Get Over the Stigma Associated with Psychotherapy
Seeing a psychologist was a foundational stone on my path to healing. Once I stopped berating my large intestine and started loving and nurturing it instead, I was able to move forward a whole lot less angstily. (Yeah, I coined that. And, yeah, it’s a clunky coinage.)
First my therapist allowed me time to just talk and talk and talk, which was cathartic and healing in itself. Then we turned to establishing tools I could use to promote a healthy relationship between my body and mind. We made use of visualization, which is incredibly powerful as well as Emotional Freedom Technique (EFT), which was so effective that I often felt sedated after a round.
I researched therapists and found one who was just the right fit for me. I was drawn to her, specifically, because she was a Certified Hakomi Therapist and so mindfulness and a respect for Eastern philosophy were as important to her as they are to me.

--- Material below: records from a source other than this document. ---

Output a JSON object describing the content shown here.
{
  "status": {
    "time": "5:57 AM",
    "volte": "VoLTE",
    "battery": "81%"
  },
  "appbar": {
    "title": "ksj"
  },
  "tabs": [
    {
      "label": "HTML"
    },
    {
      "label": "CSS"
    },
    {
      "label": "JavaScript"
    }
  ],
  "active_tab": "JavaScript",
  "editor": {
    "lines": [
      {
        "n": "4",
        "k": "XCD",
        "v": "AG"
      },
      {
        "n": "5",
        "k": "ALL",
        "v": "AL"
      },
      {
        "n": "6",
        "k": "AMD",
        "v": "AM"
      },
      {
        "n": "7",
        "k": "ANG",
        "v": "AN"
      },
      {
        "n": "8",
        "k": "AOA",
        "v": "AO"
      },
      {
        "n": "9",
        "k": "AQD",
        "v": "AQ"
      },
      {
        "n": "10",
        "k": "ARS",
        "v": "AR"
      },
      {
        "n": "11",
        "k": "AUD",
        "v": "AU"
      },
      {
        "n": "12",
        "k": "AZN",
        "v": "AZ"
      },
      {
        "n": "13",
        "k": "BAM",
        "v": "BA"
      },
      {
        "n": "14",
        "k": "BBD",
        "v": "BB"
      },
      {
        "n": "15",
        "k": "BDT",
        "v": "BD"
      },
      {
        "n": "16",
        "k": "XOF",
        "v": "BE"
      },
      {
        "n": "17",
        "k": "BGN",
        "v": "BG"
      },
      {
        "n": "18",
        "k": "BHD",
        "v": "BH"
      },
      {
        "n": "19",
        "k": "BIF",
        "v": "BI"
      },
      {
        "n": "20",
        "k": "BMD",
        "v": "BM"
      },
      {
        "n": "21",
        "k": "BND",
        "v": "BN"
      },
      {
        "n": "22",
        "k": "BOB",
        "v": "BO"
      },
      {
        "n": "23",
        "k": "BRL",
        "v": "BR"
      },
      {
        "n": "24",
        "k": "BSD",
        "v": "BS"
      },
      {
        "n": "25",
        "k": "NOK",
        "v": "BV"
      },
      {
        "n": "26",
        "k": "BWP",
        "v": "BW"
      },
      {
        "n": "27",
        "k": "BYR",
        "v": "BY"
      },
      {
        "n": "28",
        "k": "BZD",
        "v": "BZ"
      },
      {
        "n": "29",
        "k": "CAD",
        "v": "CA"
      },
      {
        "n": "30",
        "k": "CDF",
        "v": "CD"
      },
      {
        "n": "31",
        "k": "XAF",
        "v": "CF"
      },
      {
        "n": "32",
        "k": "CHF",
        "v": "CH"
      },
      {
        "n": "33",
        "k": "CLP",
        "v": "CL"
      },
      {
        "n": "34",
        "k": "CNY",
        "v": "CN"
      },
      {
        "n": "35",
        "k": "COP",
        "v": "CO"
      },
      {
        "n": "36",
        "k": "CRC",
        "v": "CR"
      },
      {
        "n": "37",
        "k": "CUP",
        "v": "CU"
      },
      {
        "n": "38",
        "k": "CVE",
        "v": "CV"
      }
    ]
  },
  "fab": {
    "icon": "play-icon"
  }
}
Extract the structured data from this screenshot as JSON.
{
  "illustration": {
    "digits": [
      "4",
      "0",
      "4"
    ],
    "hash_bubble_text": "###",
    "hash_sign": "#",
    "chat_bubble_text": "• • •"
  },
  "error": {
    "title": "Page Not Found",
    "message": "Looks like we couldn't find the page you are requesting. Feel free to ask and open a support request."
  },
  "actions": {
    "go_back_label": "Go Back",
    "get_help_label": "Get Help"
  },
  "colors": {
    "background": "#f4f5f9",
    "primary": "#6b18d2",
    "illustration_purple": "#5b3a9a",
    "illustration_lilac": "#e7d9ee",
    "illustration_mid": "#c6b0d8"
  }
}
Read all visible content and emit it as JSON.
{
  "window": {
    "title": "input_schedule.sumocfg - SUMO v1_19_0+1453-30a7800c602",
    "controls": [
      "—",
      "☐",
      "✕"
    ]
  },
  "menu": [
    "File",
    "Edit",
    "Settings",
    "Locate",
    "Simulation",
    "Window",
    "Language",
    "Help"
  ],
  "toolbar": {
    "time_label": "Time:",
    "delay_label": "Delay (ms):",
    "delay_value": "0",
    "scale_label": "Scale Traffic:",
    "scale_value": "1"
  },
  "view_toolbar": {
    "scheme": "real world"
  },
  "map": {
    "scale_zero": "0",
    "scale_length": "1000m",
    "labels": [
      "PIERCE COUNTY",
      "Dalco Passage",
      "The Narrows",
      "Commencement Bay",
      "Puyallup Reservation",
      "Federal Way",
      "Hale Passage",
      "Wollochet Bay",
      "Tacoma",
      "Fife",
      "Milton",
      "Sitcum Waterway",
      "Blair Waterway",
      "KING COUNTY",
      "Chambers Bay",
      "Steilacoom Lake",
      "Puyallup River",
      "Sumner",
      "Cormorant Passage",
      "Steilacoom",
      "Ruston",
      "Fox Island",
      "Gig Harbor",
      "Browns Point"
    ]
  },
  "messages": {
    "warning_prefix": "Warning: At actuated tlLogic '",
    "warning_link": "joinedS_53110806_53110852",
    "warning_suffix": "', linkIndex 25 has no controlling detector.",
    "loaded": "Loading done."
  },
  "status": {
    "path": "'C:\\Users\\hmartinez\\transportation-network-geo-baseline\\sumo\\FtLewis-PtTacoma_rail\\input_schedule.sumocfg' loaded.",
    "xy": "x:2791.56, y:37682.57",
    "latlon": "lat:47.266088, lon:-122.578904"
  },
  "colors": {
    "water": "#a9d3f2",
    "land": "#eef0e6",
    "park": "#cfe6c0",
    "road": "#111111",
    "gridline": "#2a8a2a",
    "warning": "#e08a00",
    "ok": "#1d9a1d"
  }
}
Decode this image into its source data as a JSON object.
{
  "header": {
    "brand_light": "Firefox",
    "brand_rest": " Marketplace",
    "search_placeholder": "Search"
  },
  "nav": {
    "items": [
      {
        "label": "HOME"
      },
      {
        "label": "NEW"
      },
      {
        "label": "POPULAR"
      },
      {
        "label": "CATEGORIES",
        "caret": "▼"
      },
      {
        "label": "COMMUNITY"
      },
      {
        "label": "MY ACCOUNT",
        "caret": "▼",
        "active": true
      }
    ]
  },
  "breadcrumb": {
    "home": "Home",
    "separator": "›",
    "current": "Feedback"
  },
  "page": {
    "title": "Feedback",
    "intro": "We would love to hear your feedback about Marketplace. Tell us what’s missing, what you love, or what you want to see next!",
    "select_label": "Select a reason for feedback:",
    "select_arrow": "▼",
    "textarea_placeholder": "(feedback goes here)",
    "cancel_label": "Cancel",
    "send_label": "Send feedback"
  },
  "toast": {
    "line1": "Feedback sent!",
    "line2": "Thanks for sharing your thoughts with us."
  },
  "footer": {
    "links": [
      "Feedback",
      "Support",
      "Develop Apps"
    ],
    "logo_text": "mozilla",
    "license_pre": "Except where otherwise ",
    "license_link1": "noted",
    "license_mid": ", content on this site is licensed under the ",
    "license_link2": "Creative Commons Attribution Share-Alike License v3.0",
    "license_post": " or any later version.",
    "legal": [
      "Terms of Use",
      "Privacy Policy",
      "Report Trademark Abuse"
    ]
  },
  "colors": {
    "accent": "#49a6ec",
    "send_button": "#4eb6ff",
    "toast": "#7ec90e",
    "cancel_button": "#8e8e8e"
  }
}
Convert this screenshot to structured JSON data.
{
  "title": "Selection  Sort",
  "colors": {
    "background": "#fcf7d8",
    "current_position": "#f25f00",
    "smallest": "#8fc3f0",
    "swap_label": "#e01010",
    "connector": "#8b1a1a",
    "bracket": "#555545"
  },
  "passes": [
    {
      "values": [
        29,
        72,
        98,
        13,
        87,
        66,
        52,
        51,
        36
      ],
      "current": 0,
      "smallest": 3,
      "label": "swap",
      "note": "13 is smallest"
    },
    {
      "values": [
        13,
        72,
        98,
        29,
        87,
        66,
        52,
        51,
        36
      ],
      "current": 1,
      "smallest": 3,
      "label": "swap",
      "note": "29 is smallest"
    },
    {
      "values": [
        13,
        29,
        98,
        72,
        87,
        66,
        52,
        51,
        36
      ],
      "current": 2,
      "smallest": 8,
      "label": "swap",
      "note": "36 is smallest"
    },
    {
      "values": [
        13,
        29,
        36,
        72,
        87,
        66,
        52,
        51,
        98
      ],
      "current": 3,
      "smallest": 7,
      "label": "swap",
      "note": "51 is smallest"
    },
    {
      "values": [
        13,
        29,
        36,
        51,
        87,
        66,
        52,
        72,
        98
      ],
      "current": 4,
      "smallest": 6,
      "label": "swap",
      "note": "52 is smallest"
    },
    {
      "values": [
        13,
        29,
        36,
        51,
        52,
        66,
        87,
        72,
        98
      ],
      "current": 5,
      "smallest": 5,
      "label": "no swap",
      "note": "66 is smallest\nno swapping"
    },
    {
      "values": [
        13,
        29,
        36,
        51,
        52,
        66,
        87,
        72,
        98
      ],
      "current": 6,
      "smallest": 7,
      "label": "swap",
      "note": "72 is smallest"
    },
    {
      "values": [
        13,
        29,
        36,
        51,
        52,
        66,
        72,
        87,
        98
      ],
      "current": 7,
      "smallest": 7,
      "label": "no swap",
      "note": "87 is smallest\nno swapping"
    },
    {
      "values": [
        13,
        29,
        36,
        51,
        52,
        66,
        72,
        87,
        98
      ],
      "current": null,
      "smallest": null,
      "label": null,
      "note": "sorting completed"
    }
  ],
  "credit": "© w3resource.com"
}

Find and Do Something that Promotes Inner Peace
Yoga and meditation are absolute necessities to my physical, mental, emotional, and spiritual wellbeing. I don’t feel “whole” without a regular practice, and so I prioritize and plan my activities around yoga and meditation. I know if I let my practice slip, my ability to cope also slips, and then, welp, that whole nasty slippery slope is there in front of me in all its stressful splendour.
Autoimmunity is often described as a betrayal because the immune system, the very system that is meant to protect us from harm, goes rogue, turning on itself, eventually causing severe tissue damage. But, like therapy, yoga and meditation have allowed me to gain perspective on the part of my body affected by autoimmunity. The movement of body and mind augmented by breath is tremendously therapeutic.
Yoga and meditation grant me inner peace, which can be hard to come by when dealing with chronic illness. You might prefer a different activity, perhaps playing an instrument, going for gentle walks, giving and getting hugs, or knitting (I hear it’s all the rage now). What remains important is that you find and do something that promotes inner peace.
You Are Worth the Effort
I could go on, but it occurs to me that the three foregoing points have been potent in helping me get on and stay on this path to healing. Never forget that you are worth all the effort. Many autoimmune warriors continue to heal their bodies in spite of serious and daunting diagnoses, and you can too. Never give up and always remember to take care of your mind as well as you do your body. Namaste, Lovelies.